I was looking at my daughter’s statistics homework recently, and there were a pair of questions about testing the level of lead in drinking water. One question concerned testing whether the water was safe, and the other concerned testing whether the water was unsafe.
There’s something bizarre, even embarrassing, about this. You want to do two things: estimate the amount of lead, and decide what to do in response. But instead of simply doing just that, you do this arcane dance of choosing two hypotheses, one natural and one arbitrary, and treating the two asymmetrically, depending on which one you call the null and which you call the alternative. This asymmetry is the reason you make a distinction between testing whether the water is safe and testing whether it is unsafe.
It’s a weird tangle of estimation and decision making. The decision-making rules implicit in the procedure are not at all transparent. And even though you are testing the level of lead, you’re doing so indirectly.

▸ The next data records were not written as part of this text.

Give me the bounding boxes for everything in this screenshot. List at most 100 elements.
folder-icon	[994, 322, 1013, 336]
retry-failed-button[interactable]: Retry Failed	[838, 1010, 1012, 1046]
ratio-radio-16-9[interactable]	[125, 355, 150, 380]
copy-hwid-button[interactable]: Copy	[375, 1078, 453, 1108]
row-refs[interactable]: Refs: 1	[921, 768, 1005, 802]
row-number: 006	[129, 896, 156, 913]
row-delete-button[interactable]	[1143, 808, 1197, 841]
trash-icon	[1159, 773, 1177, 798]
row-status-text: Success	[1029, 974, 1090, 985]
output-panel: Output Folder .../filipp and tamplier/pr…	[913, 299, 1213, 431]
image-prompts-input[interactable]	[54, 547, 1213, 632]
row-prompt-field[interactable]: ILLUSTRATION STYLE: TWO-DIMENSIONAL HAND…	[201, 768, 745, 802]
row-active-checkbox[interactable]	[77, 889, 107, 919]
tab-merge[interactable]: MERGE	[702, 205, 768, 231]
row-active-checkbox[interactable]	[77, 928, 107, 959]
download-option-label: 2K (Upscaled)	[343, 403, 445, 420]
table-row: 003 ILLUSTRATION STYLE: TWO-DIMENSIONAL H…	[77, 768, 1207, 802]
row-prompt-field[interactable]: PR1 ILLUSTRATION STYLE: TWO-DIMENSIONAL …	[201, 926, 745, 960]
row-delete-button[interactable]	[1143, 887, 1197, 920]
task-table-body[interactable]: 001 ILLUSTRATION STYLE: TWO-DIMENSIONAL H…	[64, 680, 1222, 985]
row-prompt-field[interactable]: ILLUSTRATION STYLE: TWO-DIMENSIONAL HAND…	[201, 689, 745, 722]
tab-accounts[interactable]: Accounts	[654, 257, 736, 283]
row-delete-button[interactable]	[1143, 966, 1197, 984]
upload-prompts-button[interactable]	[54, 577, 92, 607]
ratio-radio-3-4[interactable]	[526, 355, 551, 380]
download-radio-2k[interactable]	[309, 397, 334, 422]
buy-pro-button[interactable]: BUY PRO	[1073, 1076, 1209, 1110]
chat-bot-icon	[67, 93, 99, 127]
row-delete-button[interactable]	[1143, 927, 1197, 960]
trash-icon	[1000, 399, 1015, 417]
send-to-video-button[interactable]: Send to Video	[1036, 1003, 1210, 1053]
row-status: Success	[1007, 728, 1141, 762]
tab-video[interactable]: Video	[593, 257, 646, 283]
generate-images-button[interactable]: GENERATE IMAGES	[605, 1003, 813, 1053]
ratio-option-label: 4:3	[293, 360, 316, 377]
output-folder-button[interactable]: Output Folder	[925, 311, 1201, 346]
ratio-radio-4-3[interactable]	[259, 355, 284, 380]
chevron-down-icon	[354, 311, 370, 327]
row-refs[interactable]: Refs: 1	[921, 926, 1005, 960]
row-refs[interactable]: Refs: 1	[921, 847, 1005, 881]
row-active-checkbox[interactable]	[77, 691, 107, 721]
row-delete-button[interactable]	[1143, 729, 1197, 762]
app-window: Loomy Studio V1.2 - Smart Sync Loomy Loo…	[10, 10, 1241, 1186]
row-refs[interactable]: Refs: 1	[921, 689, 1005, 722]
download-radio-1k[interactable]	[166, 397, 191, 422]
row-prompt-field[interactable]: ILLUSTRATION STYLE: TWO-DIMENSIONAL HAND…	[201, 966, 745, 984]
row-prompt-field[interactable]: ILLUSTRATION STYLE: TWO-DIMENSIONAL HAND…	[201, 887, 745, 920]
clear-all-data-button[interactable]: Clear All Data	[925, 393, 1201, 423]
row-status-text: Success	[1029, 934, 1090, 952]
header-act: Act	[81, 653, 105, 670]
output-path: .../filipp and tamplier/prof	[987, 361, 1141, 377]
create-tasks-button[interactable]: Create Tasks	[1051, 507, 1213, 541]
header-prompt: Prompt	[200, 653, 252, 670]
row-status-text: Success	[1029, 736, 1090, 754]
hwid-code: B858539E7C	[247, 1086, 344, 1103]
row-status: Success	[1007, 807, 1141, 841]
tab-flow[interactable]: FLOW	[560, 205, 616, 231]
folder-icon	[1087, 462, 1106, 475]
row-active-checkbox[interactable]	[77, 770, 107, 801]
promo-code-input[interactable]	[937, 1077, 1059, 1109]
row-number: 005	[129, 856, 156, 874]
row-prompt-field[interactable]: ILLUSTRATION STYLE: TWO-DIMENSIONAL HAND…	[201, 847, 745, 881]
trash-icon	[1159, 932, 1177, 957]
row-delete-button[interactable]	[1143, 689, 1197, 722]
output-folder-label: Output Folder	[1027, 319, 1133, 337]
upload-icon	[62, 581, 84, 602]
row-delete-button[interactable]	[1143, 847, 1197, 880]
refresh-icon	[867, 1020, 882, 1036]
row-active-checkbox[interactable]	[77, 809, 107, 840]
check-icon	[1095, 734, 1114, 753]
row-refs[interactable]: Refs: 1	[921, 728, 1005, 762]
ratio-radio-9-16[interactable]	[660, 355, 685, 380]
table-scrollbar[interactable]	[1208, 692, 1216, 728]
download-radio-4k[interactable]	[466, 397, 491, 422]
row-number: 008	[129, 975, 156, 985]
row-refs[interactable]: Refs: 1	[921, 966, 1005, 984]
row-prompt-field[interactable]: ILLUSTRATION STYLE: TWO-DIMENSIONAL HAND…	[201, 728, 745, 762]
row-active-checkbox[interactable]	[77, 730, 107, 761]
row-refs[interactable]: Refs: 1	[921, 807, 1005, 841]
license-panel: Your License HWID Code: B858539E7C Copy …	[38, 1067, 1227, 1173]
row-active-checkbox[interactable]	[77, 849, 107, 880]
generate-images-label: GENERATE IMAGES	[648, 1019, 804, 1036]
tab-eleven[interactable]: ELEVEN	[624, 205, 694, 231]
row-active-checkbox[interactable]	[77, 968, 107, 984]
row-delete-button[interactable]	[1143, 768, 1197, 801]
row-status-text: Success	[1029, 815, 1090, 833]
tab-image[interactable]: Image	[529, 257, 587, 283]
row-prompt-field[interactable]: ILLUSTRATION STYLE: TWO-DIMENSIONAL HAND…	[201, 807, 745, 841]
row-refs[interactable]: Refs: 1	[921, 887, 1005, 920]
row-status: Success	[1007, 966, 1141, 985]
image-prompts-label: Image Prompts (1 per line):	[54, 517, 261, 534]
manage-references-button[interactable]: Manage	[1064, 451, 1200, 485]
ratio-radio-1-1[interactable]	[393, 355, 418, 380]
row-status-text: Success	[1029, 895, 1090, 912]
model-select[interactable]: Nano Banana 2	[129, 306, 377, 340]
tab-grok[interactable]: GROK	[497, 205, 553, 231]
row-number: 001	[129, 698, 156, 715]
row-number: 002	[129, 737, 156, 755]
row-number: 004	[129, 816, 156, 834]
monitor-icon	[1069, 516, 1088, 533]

The Bayesian approach to the problem is much easier to understand. You estimate the probability distribution for the concentration of lead based on all available information. You can plot this distribution and show it to civil engineers, politicians, or anybody else who needs to make a decision. Non-statisticians are much more likely to understand such a plot than the nuances of null and alternative hypotheses, significance, power, and whether you’re testing for safety versus testing for non-safety. (Statisticians are more likely to understand estimation as well.)
In the homework problems, the allowable level of lead was 15 ppm. After obtaining the posterior distribution on the concentration of lead, you could simply estimate the probability that the concentration is above 15 ppm. But you could also calculate the probability that the concentration lies in any other range you’re interested in.
Classical statistics does not allow such probability calculations. Even a confidence interval, something that looks like a probability statement about the concentration of lead, is actually a probability statement about the statistical process being used and not a probability statement about lead concentration per se.